1 de mar de 2017

Indo um pouco além


    

       A Quarta-feira de Cinzas demarca o início da Quaresma, período de mais de quarenta dias em que os católicos se preparam para a Páscoa. Para essa preparação são sugeridos momentos de reflexão, interiorização, oração e penitência. Essas são práticas conhecidas e utilizadas há milhares de anos pela espiritualidade e religiosidade universal. O devoto deve se propor a experimentar períodos de algum isolamento para confrontar-se consigo mesmo e com seus limites através de algumas práticas introspectivas. Tradicionalmente essa proposta está associada à atitude por vezes extremas e severas de ascese e purificação, partindo do princípio de que algo errado e pecaminoso precisa ser expurgado. 

          Nos primórdios do Yoga, antes ainda de ser chamado de Yoga, essa prática era conhecida como tapas, palavra que significa torna-se ardente, luminoso, radiante. Tapas é também um dos dez princípios éticos do Yoga e sua tradução é algo como auto superação ou auto esforço. No Yoga milenar a atitude de tapas associou-se fortemente com a prática de austeridade, que facilmente pode ganhar pitadas de auto agressão e punição impostas ao corpo e suas necessidades básicas. A questão mais importante não está na prática de tapas em si, que entendo ser essencial para a maturidade e desenvolvimento humano, mas na prévia consideração moral de que algo errado precisa ser punido e corrigido.
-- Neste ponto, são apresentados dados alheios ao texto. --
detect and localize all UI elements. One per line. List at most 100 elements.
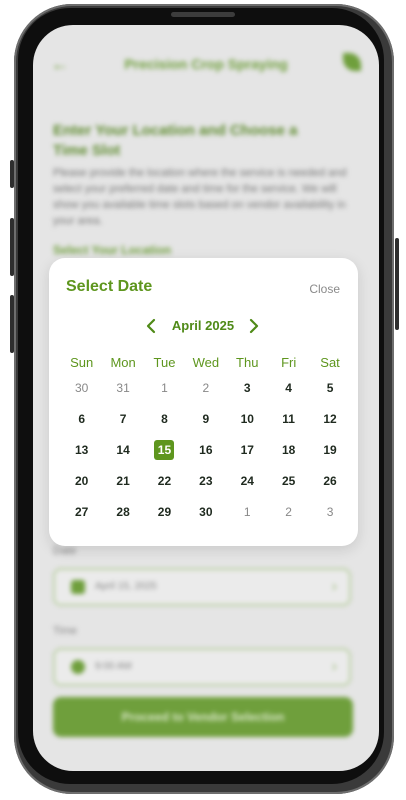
weekday-header: Sun Mon Tue Wed Thu Fri Sat xyxy=(61,352,351,372)
calendar-day-number: 4 xyxy=(285,380,292,395)
calendar-day[interactable]: 3 xyxy=(309,501,350,523)
weekday-label: Thu xyxy=(236,354,259,370)
calendar-grid: Sun Mon Tue Wed Thu Fri Sat 30 31 1 2 3 4 5 6 7 8 9 10 11 1… xyxy=(61,352,351,527)
calendar-day-number: 9 xyxy=(202,411,210,426)
speaker-grille xyxy=(171,12,235,17)
calendar-day-number: 13 xyxy=(75,442,89,457)
calendar-day-number: 3 xyxy=(326,504,334,519)
calendar-day[interactable]: 14 xyxy=(102,439,143,461)
calendar-day[interactable]: 9 xyxy=(185,408,226,430)
calendar-day-number: 25 xyxy=(281,473,296,488)
calendar-week-row: 13 14 15 16 17 18 19 xyxy=(61,434,351,465)
calendar-day[interactable]: 5 xyxy=(309,377,350,399)
close-button[interactable]: Close xyxy=(309,282,340,296)
calendar-day[interactable]: 2 xyxy=(268,501,309,523)
calendar-day[interactable]: 25 xyxy=(268,470,309,492)
weekday-label: Tue xyxy=(153,354,176,370)
calendar-day[interactable]: 6 xyxy=(61,408,102,430)
calendar-day-number: 22 xyxy=(157,473,172,488)
month-label: April 2025 xyxy=(171,318,235,333)
calendar-day-selected[interactable]: 15 xyxy=(144,439,185,461)
time-field[interactable]: 9:00 AM › xyxy=(53,648,351,686)
calendar-day[interactable]: 3 xyxy=(227,377,268,399)
weekday-label: Sun xyxy=(70,354,94,370)
chevron-left-icon xyxy=(146,318,156,334)
calendar-day-number: 3 xyxy=(243,380,251,395)
calendar-day[interactable]: 29 xyxy=(144,501,185,523)
weekday-label: Wed xyxy=(192,354,220,370)
calendar-day-number: 20 xyxy=(75,473,89,488)
time-value: 9:00 AM xyxy=(95,661,132,672)
modal-title: Select Date xyxy=(66,278,153,295)
date-picker-modal: Select Date Close April 2025 Sun Mon Tue We… xyxy=(49,258,358,546)
calendar-day[interactable]: 30 xyxy=(61,377,102,399)
date-field[interactable]: April 15, 2025 › xyxy=(53,568,351,606)
calendar-day[interactable]: 13 xyxy=(61,439,102,461)
calendar-day-number: 26 xyxy=(323,473,337,488)
date-label: Date xyxy=(53,545,77,557)
calendar-day[interactable]: 19 xyxy=(309,439,350,461)
calendar-day[interactable]: 10 xyxy=(227,408,268,430)
calendar-day[interactable]: 1 xyxy=(227,501,268,523)
power-button xyxy=(395,238,399,330)
calendar-day-number: 11 xyxy=(282,411,295,426)
calendar-day-number: 6 xyxy=(78,411,86,426)
calendar-week-row: 20 21 22 23 24 25 26 xyxy=(61,465,351,496)
calendar-day-number: 28 xyxy=(116,504,130,519)
calendar-day-number: 21 xyxy=(116,473,130,488)
calendar-day-number: 31 xyxy=(116,380,130,395)
calendar-day[interactable]: 23 xyxy=(185,470,226,492)
month-navigation: April 2025 xyxy=(49,316,358,336)
calendar-day-number: 2 xyxy=(285,504,292,519)
calendar-icon xyxy=(71,580,85,594)
calendar-day[interactable]: 16 xyxy=(185,439,226,461)
calendar-day-number: 5 xyxy=(326,380,334,395)
calendar-day-number: 15 xyxy=(154,439,175,460)
app-header: ← Precision Crop Spraying xyxy=(33,53,379,77)
weekday-label: Fri xyxy=(281,354,297,370)
calendar-day-number: 8 xyxy=(161,411,168,426)
calendar-day[interactable]: 26 xyxy=(309,470,350,492)
chevron-right-icon xyxy=(249,318,259,334)
calendar-week-row: 6 7 8 9 10 11 12 xyxy=(61,403,351,434)
previous-month-button[interactable] xyxy=(142,316,162,336)
calendar-day[interactable]: 30 xyxy=(185,501,226,523)
calendar-day[interactable]: 12 xyxy=(309,408,350,430)
calendar-day-number: 14 xyxy=(116,442,130,457)
calendar-day[interactable]: 18 xyxy=(268,439,309,461)
date-value: April 15, 2025 xyxy=(95,581,157,592)
calendar-day[interactable]: 24 xyxy=(227,470,268,492)
weekday-label: Mon xyxy=(110,354,136,370)
calendar-day[interactable]: 17 xyxy=(227,439,268,461)
select-location-label[interactable]: Select Your Location xyxy=(53,243,171,257)
calendar-day[interactable]: 31 xyxy=(102,377,143,399)
chevron-right-icon: › xyxy=(331,578,337,595)
calendar-day[interactable]: 20 xyxy=(61,470,102,492)
calendar-day[interactable]: 11 xyxy=(268,408,309,430)
calendar-day-number: 27 xyxy=(75,504,89,519)
calendar-day[interactable]: 27 xyxy=(61,501,102,523)
calendar-day[interactable]: 4 xyxy=(268,377,309,399)
calendar-day[interactable]: 7 xyxy=(102,408,143,430)
calendar-day-number: 1 xyxy=(243,504,251,519)
calendar-day-number: 10 xyxy=(240,411,254,426)
proceed-button[interactable]: Proceed to Vendor Selection xyxy=(53,697,353,737)
weekday-label: Sat xyxy=(320,354,340,370)
calendar-day-number: 7 xyxy=(119,411,127,426)
calendar-day-number: 2 xyxy=(202,380,210,395)
mute-switch xyxy=(10,160,14,188)
calendar-day[interactable]: 22 xyxy=(144,470,185,492)
calendar-day[interactable]: 28 xyxy=(102,501,143,523)
calendar-day[interactable]: 2 xyxy=(185,377,226,399)
calendar-day-number: 18 xyxy=(281,442,296,457)
calendar-day[interactable]: 1 xyxy=(144,377,185,399)
calendar-day[interactable]: 8 xyxy=(144,408,185,430)
page-description: Please provide the location where the se… xyxy=(53,167,347,227)
calendar-day[interactable]: 21 xyxy=(102,470,143,492)
calendar-week-row: 30 31 1 2 3 4 5 xyxy=(61,372,351,403)
header-title: Precision Crop Spraying xyxy=(124,56,288,72)
volume-up-button xyxy=(10,218,14,276)
calendar-day-number: 19 xyxy=(323,442,337,457)
next-month-button[interactable] xyxy=(243,316,263,336)
time-label: Time xyxy=(53,625,78,637)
Se tapas não for encarado como punição, pode ser então aproveitado como valioso instrumento de libertação.

       Essa proposta não precisa ser um exercício heroico e espetacular, nem associar-se ao sofrimento ou a quebrar grandes barreiras de uma só vez. Basta um pequeno novo combinado consigo mesmo para algo de novo já acontecer. Tapas é um convite para aproximar-nos daquilo que a rotina e as exigências do dia a dia nos afastam, a percepção sobre quem somos e como estamos. É um recurso que se bem aproveitado, ascende nossa luz e calor.  
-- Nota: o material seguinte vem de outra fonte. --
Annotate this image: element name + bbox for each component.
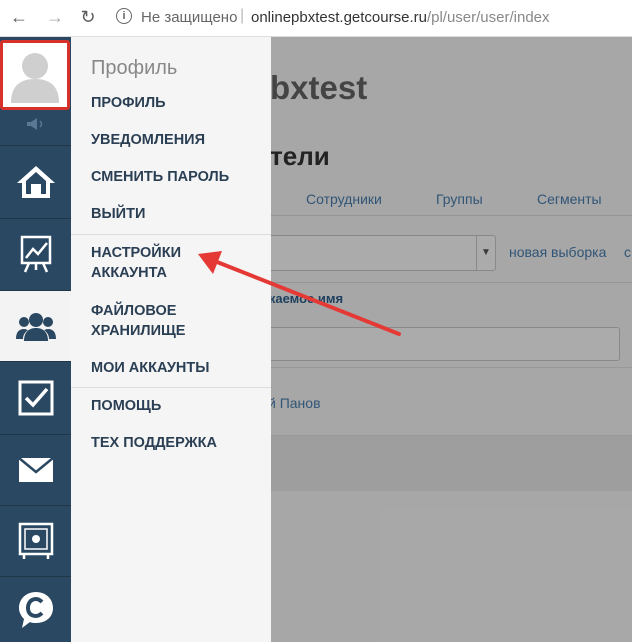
menu-item-notifications[interactable]: УВЕДОМЛЕНИЯ xyxy=(91,130,205,150)
users-icon xyxy=(15,313,56,341)
profile-menu: Профиль ПРОФИЛЬ УВЕДОМЛЕНИЯ СМЕНИТЬ ПАРО… xyxy=(71,37,271,642)
reload-icon[interactable]: ↻ xyxy=(77,6,99,28)
safe-icon xyxy=(18,522,53,559)
info-icon[interactable]: i xyxy=(116,8,132,24)
speaker-icon[interactable] xyxy=(0,113,71,135)
menu-item-change-password[interactable]: СМЕНИТЬ ПАРОЛЬ xyxy=(91,167,229,187)
sidebar-item-getcourse[interactable] xyxy=(0,577,71,642)
sidebar-item-home[interactable] xyxy=(0,145,71,219)
url-path: /pl/user/user/index xyxy=(426,9,550,26)
url-host: onlinepbxtest.getcourse.ru xyxy=(251,9,427,26)
menu-item-profile[interactable]: ПРОФИЛЬ xyxy=(91,93,166,113)
menu-title: Профиль xyxy=(91,57,178,79)
sidebar-item-tasks[interactable] xyxy=(0,362,71,435)
getcourse-logo-icon xyxy=(18,591,53,628)
sidebar-item-messages[interactable] xyxy=(0,435,71,506)
chart-icon xyxy=(20,235,51,273)
menu-item-my-accounts[interactable]: МОИ АККАУНТЫ xyxy=(91,358,209,378)
menu-item-help[interactable]: ПОМОЩЬ xyxy=(91,396,161,416)
menu-item-tech-support[interactable]: ТЕХ ПОДДЕРЖКА xyxy=(91,433,217,453)
menu-item-file-storage[interactable]: ФАЙЛОВОЕ ХРАНИЛИЩЕ xyxy=(91,301,185,341)
checkbox-icon xyxy=(18,380,53,416)
avatar-icon xyxy=(11,53,59,103)
browser-toolbar: ← → ↻ i Не защищено | onlinepbxtest.getc… xyxy=(0,0,632,37)
sidebar-item-users[interactable] xyxy=(0,291,71,362)
address-bar[interactable]: onlinepbxtest.getcourse.ru/pl/user/user/… xyxy=(251,9,550,26)
menu-item-logout[interactable]: ВЫЙТИ xyxy=(91,204,145,224)
back-arrow-icon[interactable]: ← xyxy=(8,6,30,28)
profile-avatar-button[interactable] xyxy=(0,40,70,110)
icon-sidebar xyxy=(0,37,71,642)
forward-arrow-icon[interactable]: → xyxy=(44,6,66,28)
home-icon xyxy=(16,166,55,198)
sidebar-item-sales[interactable] xyxy=(0,506,71,577)
sidebar-item-reports[interactable] xyxy=(0,218,71,291)
menu-divider xyxy=(71,234,271,235)
menu-divider xyxy=(71,387,271,388)
url-separator: | xyxy=(240,7,245,24)
not-secure-label: Не защищено xyxy=(141,9,238,26)
menu-item-account-settings[interactable]: НАСТРОЙКИ АККАУНТА xyxy=(91,243,181,283)
mail-icon xyxy=(17,457,54,482)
        O mecanismo é simples, combine consigo mesmo uma pequena frustração e a cumpra. Só isso, uma frustração auto imposta. É como você criar uma nova regra para um jogo que perdeu a graça por ter ficado previsível e sem desafios. Qual a função dessa nova regra?  Recriar e reanimar o jogo, pedindo de você mais atenção, dedicação e respostas novas. Tapas é uma nova regra no jogo rotineiro da nossa vida diária, jogo que nos consome e engole, e não uma pena a ser cumprida. Tapas sem punição, sem penitência (apesar do significado da palavra tapas em português casar muito bem com a ideia de punição). Essa nova regra pode ser deixar de fazer ou passar a fazer algo, seja no âmbito mental, emocional ou comportamental. O que gera transformação é manter o combinado e observar o que acontece quando passamos por essa frustração auto imposta, quando sustentamos frustrar nosso próprio desejo.    

                 Boa Quaresma e bom tapas para todos nós!